GOVERNMENT OF THE SOCIETY.

Any reader of the last two chapters can see—without the admission of Bartoli to that effect—that the government of the society of Jesuits is entirely monarchical, and founded upon the paternalism set up by imperial rulers in proof of their divine right to govern. Like these rulers, Loyola maintained that mankind were not competent to govern themselves, and therefore that Providence has ordained that they can be rightfully and wisely governed only by their superiors, no matter whether they acquire and maintain their superiority by fraud, intrigue, or violence. He had observed society when it was accustomed to pay but little attention, if any, to the structure and details of government, and left all matters of public concern to drift into channels created by those who ruled them with the view of preserving their own power.
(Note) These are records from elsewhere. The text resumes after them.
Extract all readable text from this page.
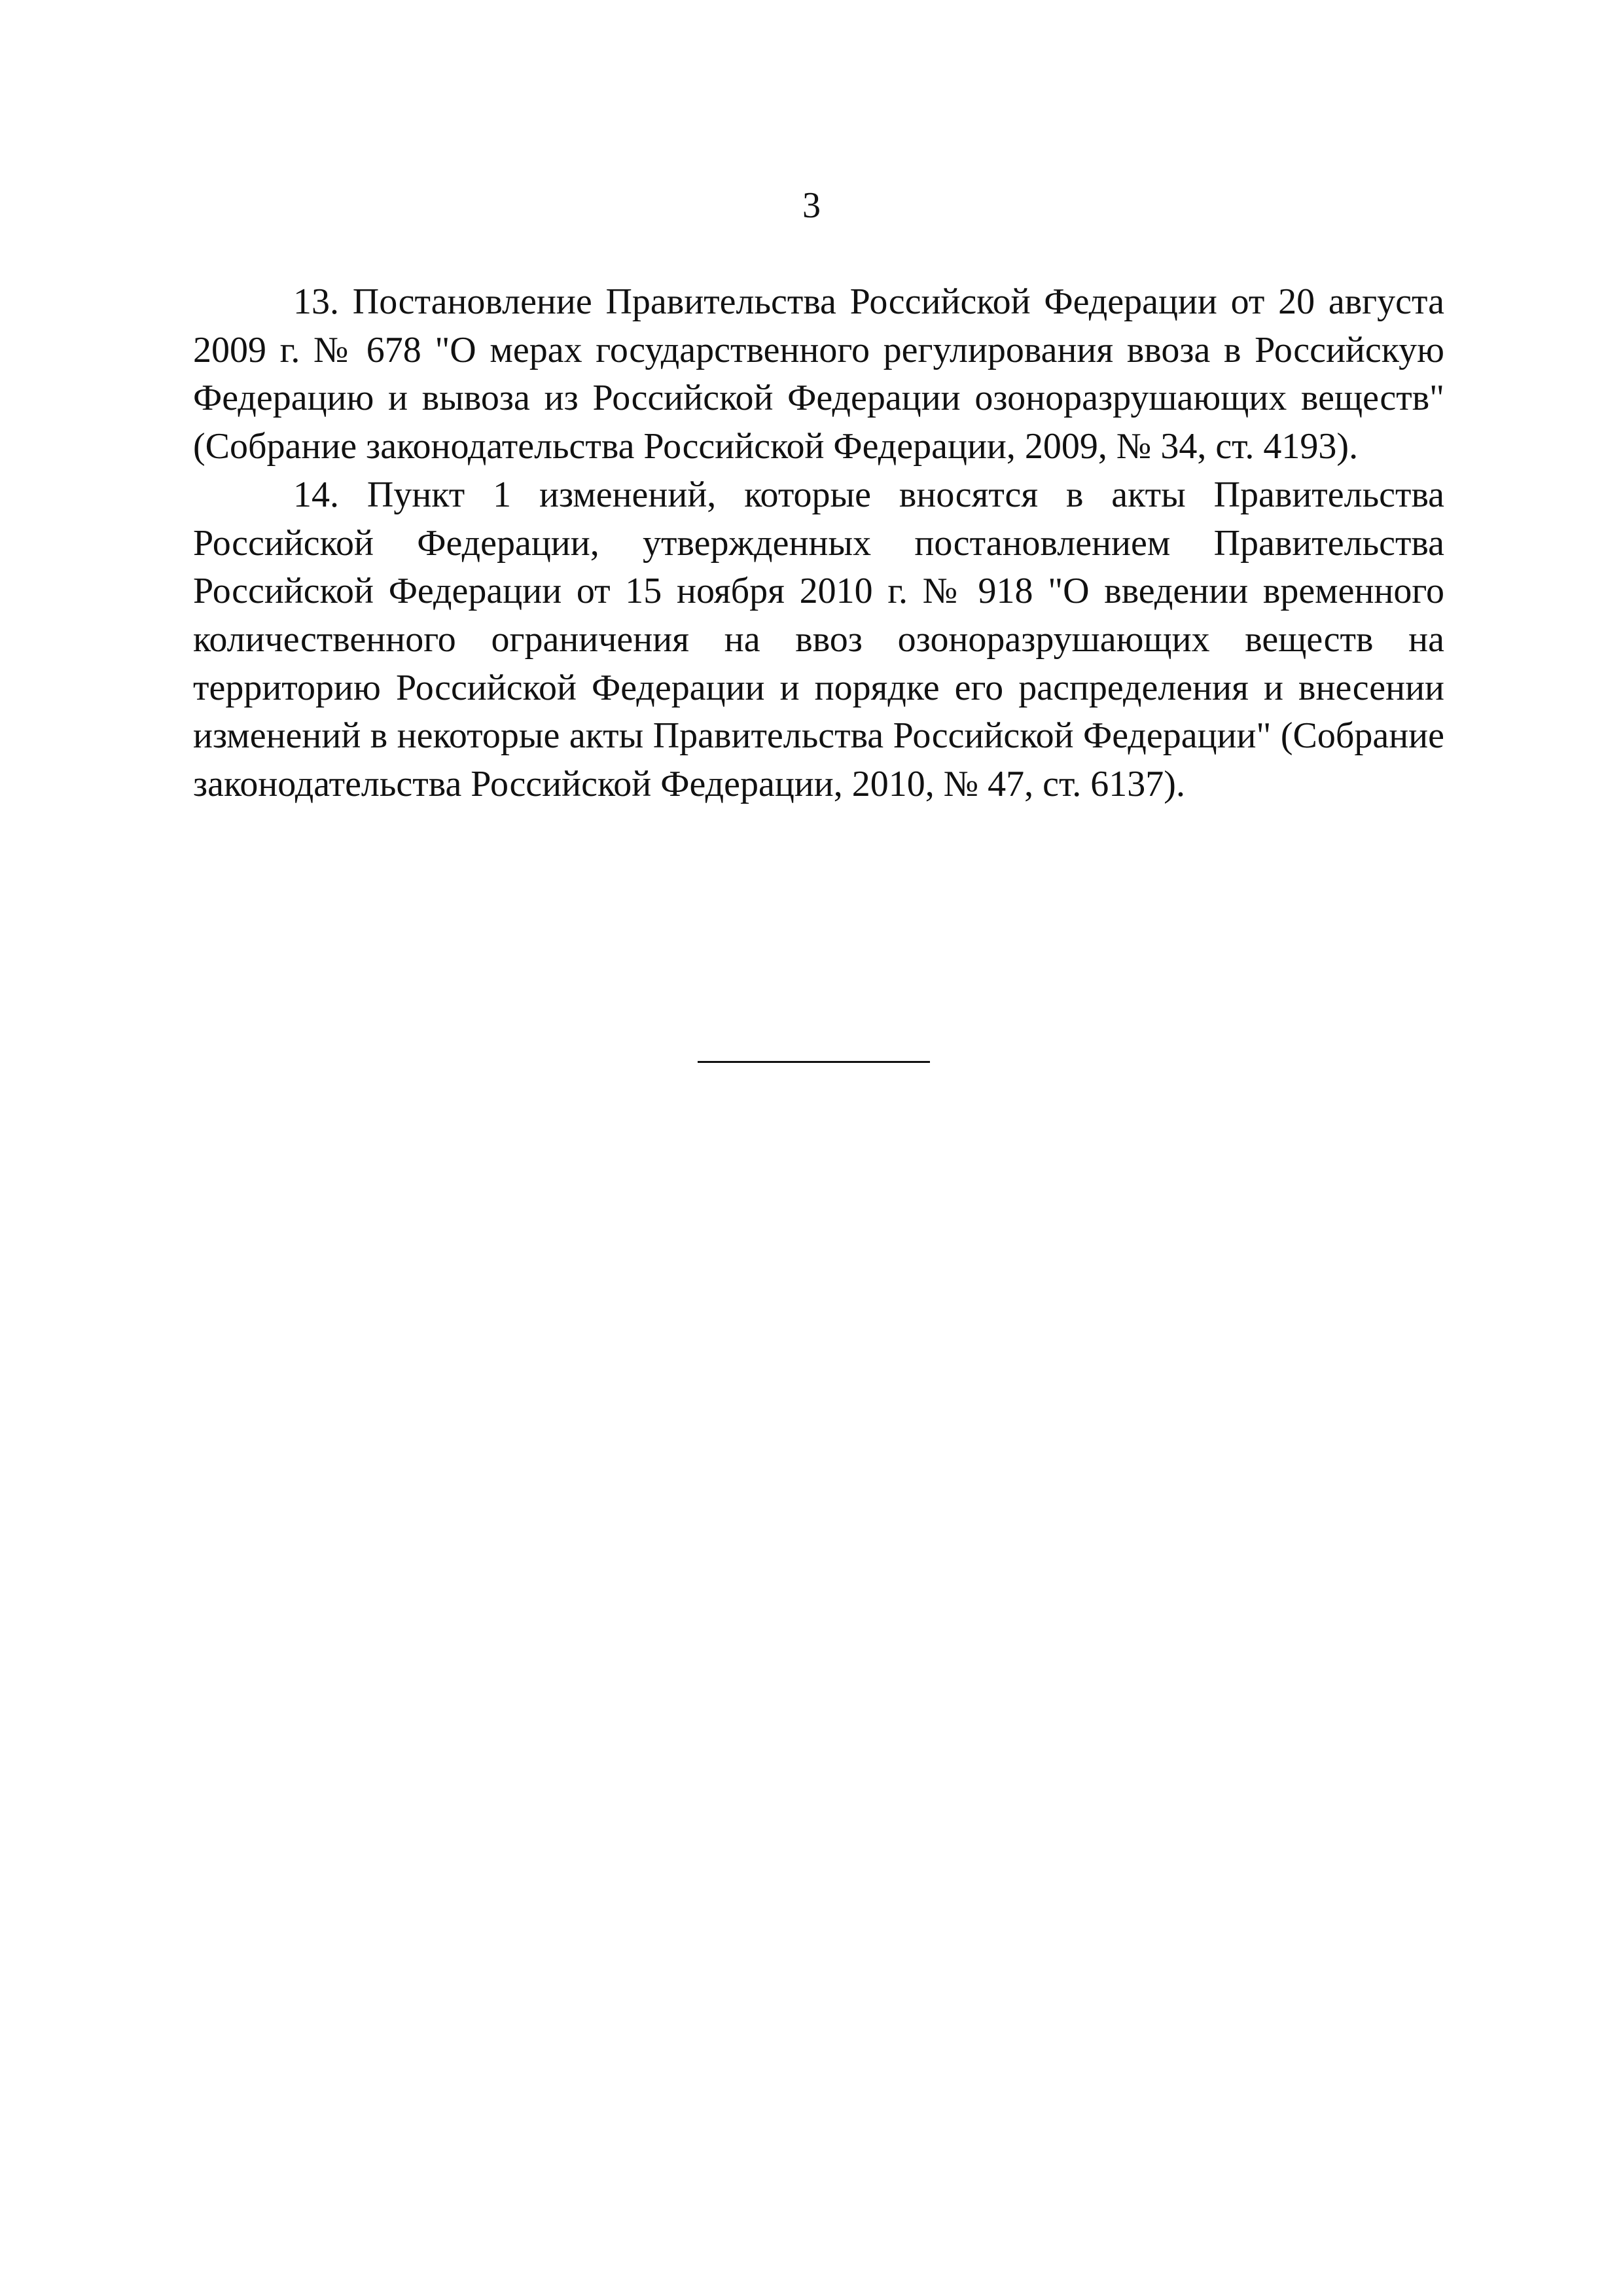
3

13. Постановление Правительства Российской Федерации от 20 августа 2009 г. № 678 "О мерах государственного регулирования ввоза в Российскую Федерацию и вывоза из Российской Федерации озоноразрушающих веществ" (Собрание законодательства Российской Федерации, 2009, № 34, ст. 4193).

14. Пункт 1 изменений, которые вносятся в акты Правительства Российской Федерации, утвержденных постановлением Правительства Российской Федерации от 15 ноября 2010 г. № 918 "О введении временного количественного ограничения на ввоз озоноразрушающих веществ на территорию Российской Федерации и порядке его распределения и внесении изменений в некоторые акты Правительства Российской Федерации" (Собрание законодательства Российской Федерации, 2010, № 47, ст. 6137).
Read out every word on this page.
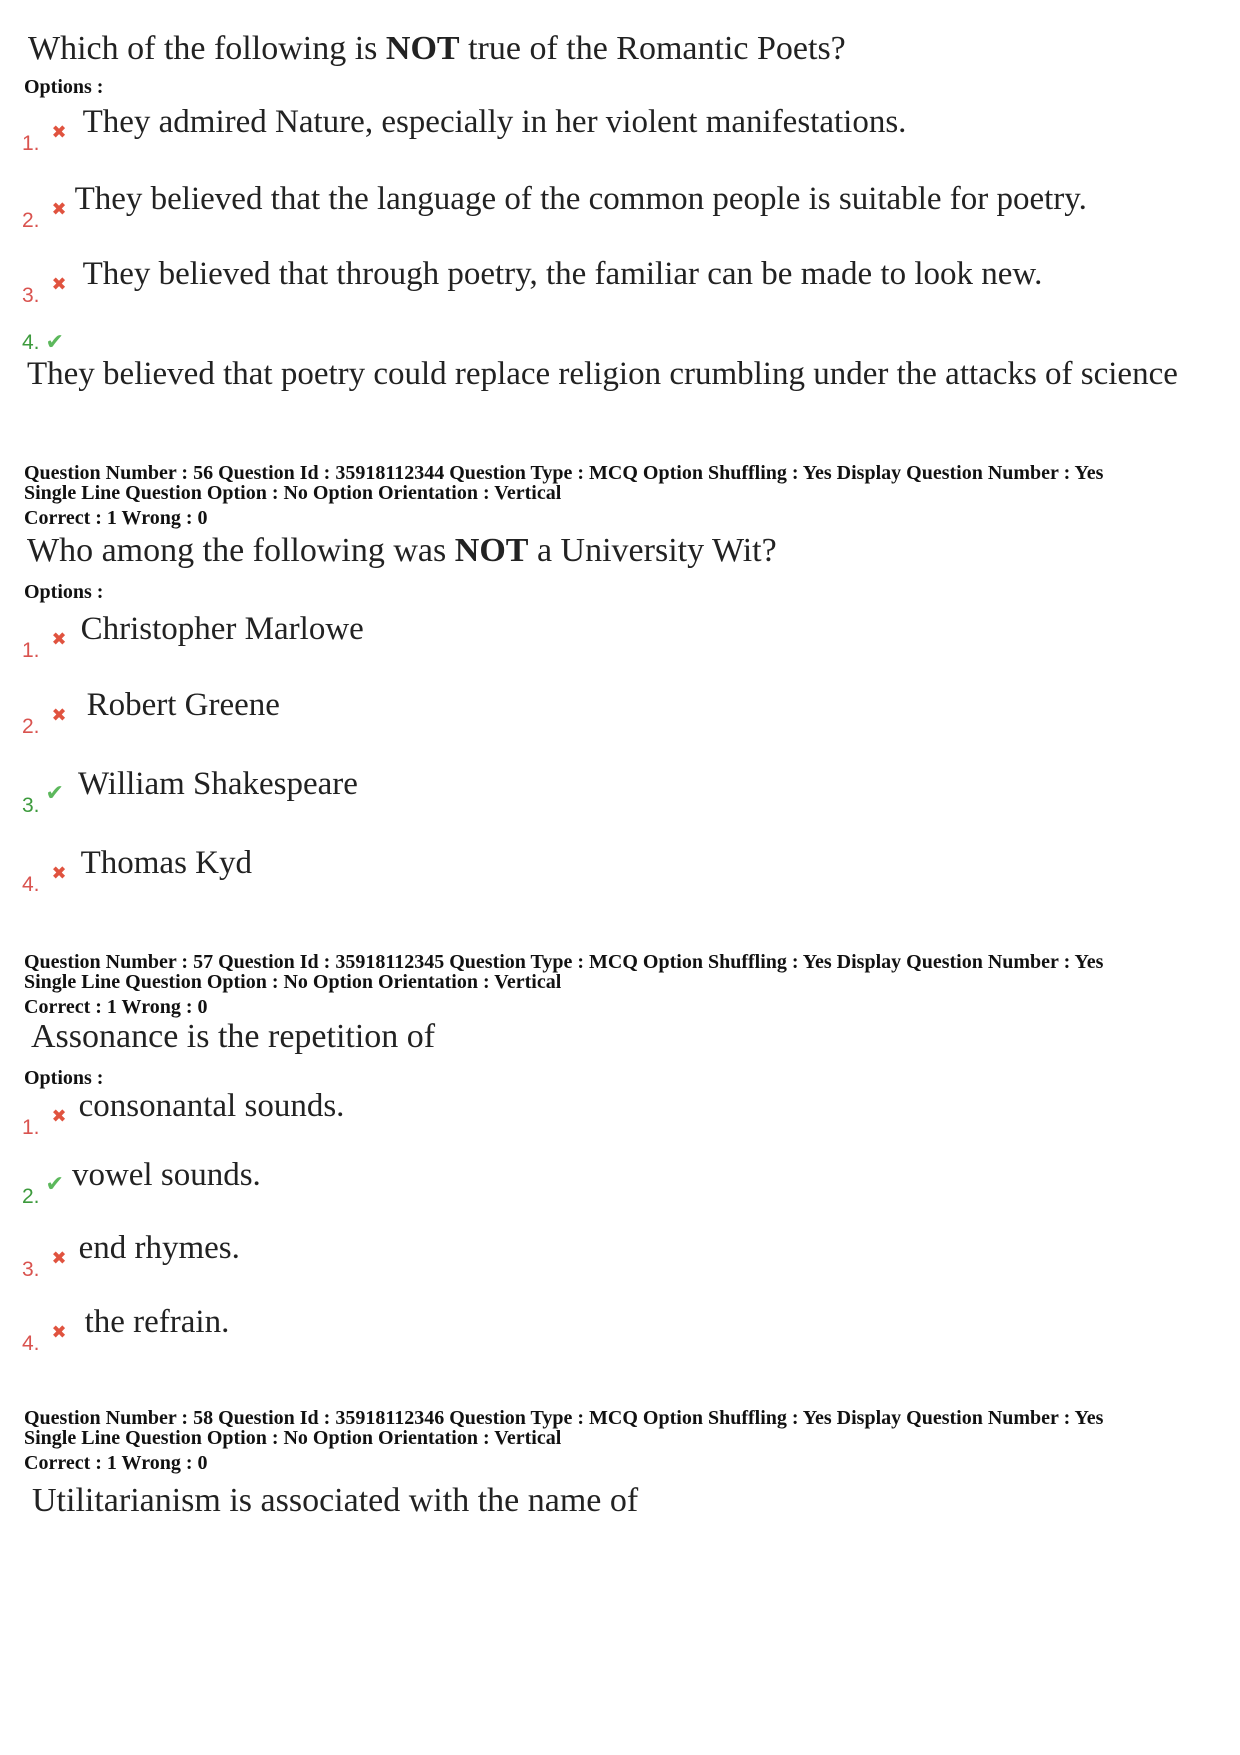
Which of the following is NOT true of the Romantic Poets?
Options :
1. ✖ They admired Nature, especially in her violent manifestations.
2. ✖ They believed that the language of the common people is suitable for poetry.
3. ✖ They believed that through poetry, the familiar can be made to look new.
4. ✔
They believed that poetry could replace religion crumbling under the attacks of science
Question Number : 56 Question Id : 35918112344 Question Type : MCQ Option Shuffling : Yes Display Question Number : Yes
Single Line Question Option : No Option Orientation : Vertical
Correct : 1 Wrong : 0
Who among the following was NOT a University Wit?
Options :
1. ✖ Christopher Marlowe
2. ✖ Robert Greene
3. ✔ William Shakespeare
4. ✖ Thomas Kyd
Question Number : 57 Question Id : 35918112345 Question Type : MCQ Option Shuffling : Yes Display Question Number : Yes
Single Line Question Option : No Option Orientation : Vertical
Correct : 1 Wrong : 0
Assonance is the repetition of
Options :
1. ✖ consonantal sounds.
2. ✔ vowel sounds.
3. ✖ end rhymes.
4. ✖ the refrain.
Question Number : 58 Question Id : 35918112346 Question Type : MCQ Option Shuffling : Yes Display Question Number : Yes
Single Line Question Option : No Option Orientation : Vertical
Correct : 1 Wrong : 0
Utilitarianism is associated with the name of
And hence he imitated their imperial example by making this principle of paternalism the fundamental basis of his society; but transcended the despotism of antiquity by enslaving both the minds and bodies of its members, and annihilating all sense of personality among them. This society, consequently, has never been reconciled to any other form of government than absolute monarchy, nor can it ever be, so long as it shall exist. Without absolutism in its most extreme form it would lose its power of cohesion and fall to pieces, as inevitably as a ship drifts away from its course when the rudder is broken.